Robert Walser a écrit ce récit en 1916 en pleine période de guerre. Son narrateur sort de chez lui et selon les hasards de sa marche, il relate ses brèves rencontres avec un libraire, un banquier, un inspecteur des impôts, Frau Aebi, un tailleur, un chien, des enfants.
Il n'y pas de logique du récit. L'auteur ne nous emmène nulle part, même s'il s'adresse souvent à son « aimable lecteur ».
C'est avec beaucoup d'ironie que le cliché littéraire de
la promenade est renversé.
Le style ne propose pas d'envolées lyriques sur la nature ou la beauté des lieux. Les arbres sont là. C'est tout.
Walser adopte une sorte de langue administrative qui se mêle aux formules plus littéraires. Son ton est théâtral, malicieux, souvent forcé. Il joue à être un observateur naïf.
C'est cela : Walser joue.
Mais sous cet enjouement feint se cache une réelle souffrance qui affleure ça et là et qui fait toute la valeur de ce récit.

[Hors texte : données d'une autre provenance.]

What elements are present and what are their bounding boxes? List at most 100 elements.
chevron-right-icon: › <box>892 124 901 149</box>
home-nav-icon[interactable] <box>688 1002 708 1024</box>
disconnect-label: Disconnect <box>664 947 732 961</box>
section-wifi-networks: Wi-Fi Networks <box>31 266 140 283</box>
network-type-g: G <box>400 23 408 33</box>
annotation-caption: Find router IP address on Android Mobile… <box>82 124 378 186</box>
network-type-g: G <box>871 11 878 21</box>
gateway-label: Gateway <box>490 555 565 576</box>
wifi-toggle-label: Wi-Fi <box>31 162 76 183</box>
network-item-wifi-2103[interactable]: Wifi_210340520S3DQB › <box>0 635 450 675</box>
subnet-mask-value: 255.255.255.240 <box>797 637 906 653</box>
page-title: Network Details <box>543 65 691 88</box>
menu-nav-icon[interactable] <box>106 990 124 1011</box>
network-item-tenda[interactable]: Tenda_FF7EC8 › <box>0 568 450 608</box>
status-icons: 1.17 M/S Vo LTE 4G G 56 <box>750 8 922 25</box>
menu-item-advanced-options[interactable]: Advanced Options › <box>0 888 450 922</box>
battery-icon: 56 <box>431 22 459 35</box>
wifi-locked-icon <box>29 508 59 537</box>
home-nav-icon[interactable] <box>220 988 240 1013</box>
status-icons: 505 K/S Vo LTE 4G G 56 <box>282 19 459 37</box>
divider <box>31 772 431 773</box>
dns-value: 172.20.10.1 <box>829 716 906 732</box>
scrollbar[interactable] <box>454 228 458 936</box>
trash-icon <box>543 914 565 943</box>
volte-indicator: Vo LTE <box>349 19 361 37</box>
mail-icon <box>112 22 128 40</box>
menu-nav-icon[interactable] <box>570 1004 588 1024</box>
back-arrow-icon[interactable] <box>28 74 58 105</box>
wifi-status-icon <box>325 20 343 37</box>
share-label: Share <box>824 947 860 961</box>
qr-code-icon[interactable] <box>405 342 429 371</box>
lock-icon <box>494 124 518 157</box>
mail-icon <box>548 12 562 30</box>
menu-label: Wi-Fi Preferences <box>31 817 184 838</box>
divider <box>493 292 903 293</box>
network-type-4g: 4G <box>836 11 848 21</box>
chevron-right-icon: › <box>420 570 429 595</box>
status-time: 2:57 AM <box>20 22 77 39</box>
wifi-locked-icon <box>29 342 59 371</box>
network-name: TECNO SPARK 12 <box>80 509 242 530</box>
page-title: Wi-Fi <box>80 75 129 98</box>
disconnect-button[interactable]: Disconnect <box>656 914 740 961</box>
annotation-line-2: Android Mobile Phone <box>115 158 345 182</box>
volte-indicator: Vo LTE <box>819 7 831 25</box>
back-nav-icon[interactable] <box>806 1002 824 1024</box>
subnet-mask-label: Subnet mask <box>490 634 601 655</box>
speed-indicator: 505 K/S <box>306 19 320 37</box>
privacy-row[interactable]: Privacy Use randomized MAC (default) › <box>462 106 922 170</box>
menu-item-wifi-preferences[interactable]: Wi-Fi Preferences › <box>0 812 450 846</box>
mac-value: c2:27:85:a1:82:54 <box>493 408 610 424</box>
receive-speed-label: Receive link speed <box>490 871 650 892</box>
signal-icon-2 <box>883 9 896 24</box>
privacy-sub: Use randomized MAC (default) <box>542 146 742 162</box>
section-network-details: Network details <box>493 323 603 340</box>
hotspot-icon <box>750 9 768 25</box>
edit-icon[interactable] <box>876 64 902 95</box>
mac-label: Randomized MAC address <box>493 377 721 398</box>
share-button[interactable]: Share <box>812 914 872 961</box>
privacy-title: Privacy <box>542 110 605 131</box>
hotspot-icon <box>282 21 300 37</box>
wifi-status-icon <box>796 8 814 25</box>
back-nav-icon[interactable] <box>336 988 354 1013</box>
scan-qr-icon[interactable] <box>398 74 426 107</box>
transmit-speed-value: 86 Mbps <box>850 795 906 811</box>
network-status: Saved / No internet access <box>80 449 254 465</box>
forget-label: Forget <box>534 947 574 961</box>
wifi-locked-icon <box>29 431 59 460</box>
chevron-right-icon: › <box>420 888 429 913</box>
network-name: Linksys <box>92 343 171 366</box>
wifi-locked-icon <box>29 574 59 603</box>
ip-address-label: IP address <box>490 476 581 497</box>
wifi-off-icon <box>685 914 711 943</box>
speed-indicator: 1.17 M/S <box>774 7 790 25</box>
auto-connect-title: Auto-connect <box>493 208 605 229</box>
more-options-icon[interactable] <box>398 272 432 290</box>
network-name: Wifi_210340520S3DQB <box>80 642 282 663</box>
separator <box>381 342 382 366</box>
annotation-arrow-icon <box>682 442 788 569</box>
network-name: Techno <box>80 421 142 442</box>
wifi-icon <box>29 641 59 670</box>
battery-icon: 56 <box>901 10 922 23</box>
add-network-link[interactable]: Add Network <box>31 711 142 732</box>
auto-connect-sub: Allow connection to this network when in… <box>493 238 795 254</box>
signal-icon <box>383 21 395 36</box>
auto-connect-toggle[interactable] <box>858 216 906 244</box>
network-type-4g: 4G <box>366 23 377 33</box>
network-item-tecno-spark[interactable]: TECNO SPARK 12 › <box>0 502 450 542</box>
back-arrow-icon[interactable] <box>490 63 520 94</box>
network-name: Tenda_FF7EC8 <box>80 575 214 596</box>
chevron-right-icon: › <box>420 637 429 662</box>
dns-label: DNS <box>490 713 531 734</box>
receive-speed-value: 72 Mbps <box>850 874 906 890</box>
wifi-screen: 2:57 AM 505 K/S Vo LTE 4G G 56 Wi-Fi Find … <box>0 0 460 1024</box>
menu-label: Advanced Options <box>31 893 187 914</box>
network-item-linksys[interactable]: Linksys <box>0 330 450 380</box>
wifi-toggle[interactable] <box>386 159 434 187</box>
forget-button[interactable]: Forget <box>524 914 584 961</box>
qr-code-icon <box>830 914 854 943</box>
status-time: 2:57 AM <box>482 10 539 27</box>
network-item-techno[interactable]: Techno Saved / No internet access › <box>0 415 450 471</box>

Lors de la rencontre avec le libraire, on entend sa douleur de n'être pas reconnu.
Le prétexte de
la promenade est « d'échapper aux pensées lugubres devant une feuille de papier vide ».
Tout ce bref récit est comme une métaphore de la création littéraire.
Les dernières lignes disent aussi la solitude de l'auteur, les occasions manquées, l'amour perdu (« Mais comme je n'avais pas fait d'autre effort, elle était partie »).
Une ultime promenade dans la neige le jour de Noël 1956 emportera
Robert Walser qui écrivait au crayon des textes en petites lettres serrées sur des bouts de papier dans lesquels il mettait sa vie entière.
A vingt-deux ans dans « le Poète » il écrivait déjà « Que faire de mes émotions, je ne peux pas les regarder se débattre, impuissantes, puis mourir dans le sable de la langue. Je ne pourrai pas vivre si j'arrête d'écrire ».